When I was at Washington the Great White Father told me that all the Comanche land was ours, and that no one should hinder us in living upon it. So, why do you ask us to leave the rivers, and the sun, and the wind, and live in houses? Do not ask us to give up the buffalo for the sheep. The young men have heard talk of this, and it has made them sad and angry. Do not speak of it more. …
If the Texans had kept out of my country, there might have been peace. But that which you now say we must live on is too small. The Texans have taken away the places where the grass grew the thickest and the timber was the best. Had we kept that, we might have done the things you ask. But it is too late. The white man has the country which we loved, and we only wish to wander on the prairie until we die.
—PARRA-WA-SAMEN (TEN BEARS) OF THE YAMPARIKA COMANCHES
AFTER THE BATTLE OF the Washita in December, 1868, General Sheridan order
ed all Cheyennes, Arapahos, Kiowas, and Comanches to come in to Fort Cobb and surrender, or face extinction by being hunted down and killed by his Bluecoat soldiers. (See chapter seven.) Little Robe, who succeeded the dead Black Kettle as chief, brought in the Cheyennes. Yellow Bear brought in the Arapahos. A few Comanche leaders—notably Tosawi, who was told by Sheridan that the only good Indian was a dead Indian—also came to surrender. The proud and free Kiowas, however, gave no sign of cooperating, and Sheridan sent Hard Backsides Custer to force them to surrender or to destroy them.
The Kiowas could see no reason for going to Fort Cobb, giving up their arms, and living on the white man’s handouts. The treaty of Medicine Lodge, which the chiefs had signed in 1867, gave them their own territory in which to live and the right to hunt on any lands south of the Arkansas “so long as the buffalo may range thereon in such numbers as to justify the chase.” 1 Between the Arkansas and the western tributaries of the Red River, the Plains were black with thousands of buffalo driven down from the north by the white man’s advancing civilization. The Kiowas were rich in fast-footed ponies, and when ammunition was scarce they could use their arrows to kill enough animals to supply all their needs for food, clothing, and shelter.
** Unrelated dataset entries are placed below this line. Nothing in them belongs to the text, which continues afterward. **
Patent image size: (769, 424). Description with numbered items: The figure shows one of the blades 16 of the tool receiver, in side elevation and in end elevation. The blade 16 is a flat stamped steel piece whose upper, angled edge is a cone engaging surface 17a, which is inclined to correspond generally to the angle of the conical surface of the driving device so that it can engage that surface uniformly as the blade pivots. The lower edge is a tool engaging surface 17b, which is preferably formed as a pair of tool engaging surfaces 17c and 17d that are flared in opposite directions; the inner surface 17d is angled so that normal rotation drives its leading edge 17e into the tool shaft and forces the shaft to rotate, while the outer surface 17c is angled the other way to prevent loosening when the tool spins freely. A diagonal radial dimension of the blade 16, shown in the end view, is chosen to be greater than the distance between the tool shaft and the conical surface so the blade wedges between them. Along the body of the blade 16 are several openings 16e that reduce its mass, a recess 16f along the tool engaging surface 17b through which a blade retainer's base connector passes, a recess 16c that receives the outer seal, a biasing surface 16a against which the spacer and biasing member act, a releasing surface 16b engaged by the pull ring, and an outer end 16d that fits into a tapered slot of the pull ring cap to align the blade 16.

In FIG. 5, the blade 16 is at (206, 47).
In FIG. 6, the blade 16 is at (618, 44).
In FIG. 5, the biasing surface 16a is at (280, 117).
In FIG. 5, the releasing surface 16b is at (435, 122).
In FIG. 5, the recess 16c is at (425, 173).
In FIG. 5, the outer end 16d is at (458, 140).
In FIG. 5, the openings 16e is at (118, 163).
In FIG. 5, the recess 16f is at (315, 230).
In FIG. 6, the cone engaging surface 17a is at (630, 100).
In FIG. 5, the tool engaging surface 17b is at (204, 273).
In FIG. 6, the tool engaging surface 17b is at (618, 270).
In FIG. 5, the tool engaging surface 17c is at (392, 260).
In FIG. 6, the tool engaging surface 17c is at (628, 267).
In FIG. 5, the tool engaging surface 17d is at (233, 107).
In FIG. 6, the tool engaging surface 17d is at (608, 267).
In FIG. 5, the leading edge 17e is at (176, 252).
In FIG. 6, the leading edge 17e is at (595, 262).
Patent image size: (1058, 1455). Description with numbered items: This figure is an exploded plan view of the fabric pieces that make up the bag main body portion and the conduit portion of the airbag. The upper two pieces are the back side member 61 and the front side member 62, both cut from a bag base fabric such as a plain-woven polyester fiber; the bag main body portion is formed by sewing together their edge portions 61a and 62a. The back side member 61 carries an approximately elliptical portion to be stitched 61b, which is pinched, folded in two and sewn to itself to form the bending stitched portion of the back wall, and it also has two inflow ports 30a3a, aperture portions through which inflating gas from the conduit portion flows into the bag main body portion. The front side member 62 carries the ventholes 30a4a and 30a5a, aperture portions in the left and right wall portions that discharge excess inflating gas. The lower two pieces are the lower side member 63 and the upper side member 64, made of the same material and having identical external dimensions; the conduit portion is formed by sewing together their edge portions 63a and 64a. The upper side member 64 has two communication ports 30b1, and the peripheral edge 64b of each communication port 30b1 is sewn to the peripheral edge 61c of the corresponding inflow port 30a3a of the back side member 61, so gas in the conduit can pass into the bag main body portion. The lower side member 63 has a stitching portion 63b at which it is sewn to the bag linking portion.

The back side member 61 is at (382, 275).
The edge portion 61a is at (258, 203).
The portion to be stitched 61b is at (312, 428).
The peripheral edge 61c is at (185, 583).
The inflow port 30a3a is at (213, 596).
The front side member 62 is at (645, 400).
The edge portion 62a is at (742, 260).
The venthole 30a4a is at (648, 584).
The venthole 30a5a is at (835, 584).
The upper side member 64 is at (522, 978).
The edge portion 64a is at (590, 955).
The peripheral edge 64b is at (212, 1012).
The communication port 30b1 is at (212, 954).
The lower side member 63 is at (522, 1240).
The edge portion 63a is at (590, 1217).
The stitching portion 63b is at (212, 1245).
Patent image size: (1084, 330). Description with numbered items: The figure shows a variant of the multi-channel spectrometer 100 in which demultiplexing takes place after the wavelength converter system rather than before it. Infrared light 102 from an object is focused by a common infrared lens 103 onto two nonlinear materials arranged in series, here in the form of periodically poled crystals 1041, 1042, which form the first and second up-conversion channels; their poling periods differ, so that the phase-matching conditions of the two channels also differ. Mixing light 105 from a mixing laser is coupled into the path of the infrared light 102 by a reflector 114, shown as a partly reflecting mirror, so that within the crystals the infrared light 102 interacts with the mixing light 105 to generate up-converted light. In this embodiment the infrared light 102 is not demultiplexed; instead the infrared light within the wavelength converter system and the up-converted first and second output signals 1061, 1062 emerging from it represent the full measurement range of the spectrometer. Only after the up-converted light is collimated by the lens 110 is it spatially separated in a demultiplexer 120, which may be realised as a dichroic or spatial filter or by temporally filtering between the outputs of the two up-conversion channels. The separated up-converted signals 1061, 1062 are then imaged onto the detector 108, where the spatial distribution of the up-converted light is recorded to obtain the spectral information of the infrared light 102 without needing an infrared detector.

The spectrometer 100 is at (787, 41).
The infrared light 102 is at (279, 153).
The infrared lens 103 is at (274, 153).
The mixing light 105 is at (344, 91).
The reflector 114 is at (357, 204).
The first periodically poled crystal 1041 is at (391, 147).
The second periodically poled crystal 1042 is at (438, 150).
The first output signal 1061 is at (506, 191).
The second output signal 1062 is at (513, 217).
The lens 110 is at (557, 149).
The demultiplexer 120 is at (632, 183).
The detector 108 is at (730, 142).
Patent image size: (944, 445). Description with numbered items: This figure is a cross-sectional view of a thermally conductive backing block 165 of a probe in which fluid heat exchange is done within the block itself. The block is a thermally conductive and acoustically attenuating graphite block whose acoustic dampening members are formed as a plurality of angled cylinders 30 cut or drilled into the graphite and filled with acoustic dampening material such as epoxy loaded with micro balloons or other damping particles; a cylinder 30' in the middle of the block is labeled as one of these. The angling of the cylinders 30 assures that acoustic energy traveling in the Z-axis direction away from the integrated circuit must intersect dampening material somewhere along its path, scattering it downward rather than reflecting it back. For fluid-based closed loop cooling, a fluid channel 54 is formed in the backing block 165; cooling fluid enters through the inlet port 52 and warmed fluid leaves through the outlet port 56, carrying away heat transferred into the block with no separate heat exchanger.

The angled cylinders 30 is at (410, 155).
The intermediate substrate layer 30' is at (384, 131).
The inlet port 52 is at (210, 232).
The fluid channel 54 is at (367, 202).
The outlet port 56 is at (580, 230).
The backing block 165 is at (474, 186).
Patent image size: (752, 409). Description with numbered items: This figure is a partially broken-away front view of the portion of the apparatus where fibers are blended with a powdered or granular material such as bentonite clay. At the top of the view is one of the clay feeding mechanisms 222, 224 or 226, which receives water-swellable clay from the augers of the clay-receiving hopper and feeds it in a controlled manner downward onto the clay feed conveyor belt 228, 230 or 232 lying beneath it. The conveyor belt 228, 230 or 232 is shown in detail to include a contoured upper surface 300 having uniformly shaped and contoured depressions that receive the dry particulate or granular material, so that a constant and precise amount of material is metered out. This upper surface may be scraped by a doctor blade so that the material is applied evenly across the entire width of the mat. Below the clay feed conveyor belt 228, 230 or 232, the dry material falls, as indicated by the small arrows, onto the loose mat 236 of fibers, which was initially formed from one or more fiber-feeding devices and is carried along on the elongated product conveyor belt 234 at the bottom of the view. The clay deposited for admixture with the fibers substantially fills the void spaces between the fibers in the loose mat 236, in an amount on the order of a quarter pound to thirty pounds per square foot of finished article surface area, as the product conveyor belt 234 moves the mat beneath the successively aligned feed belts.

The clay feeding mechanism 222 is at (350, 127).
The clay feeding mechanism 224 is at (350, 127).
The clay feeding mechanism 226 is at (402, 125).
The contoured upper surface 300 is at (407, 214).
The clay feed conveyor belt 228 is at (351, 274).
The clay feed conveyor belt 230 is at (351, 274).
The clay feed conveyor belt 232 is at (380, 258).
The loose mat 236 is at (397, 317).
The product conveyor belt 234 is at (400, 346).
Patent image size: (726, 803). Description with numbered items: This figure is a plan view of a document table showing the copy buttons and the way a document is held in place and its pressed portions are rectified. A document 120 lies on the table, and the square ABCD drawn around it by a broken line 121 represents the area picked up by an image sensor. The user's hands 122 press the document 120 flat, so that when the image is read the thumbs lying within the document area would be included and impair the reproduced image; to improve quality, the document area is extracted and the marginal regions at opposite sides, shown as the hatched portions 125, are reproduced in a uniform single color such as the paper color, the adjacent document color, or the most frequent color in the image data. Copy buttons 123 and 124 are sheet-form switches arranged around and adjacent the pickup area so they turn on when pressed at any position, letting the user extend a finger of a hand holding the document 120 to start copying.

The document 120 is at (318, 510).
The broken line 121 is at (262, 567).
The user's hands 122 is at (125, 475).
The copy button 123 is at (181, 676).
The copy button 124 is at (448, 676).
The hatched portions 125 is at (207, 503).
Nevertheless, long columns of Bluecoat pony soldiers came riding to the Kiowa winter camp on Rainy Mountain Creek. Not wanting a fight, Satanta and Lone Wolf, with an escort of warriors, went out to parley with Custer. Satanta was a burly giant, with jet black hair reaching to his enormous shoulders. His arms and legs were thickly muscled, his open face revealing strong confidence in his power. He wore brilliant red paint on his face and body, and carried red streamers on his lance. He liked to ride hard and fight hard. He was a hearty eater and drinker, and laughed with gusto. He enjoyed even his enemies. When he rode up to greet Custer he was grinning with pleasure. He offered his hand, but Custer disdained to touch it.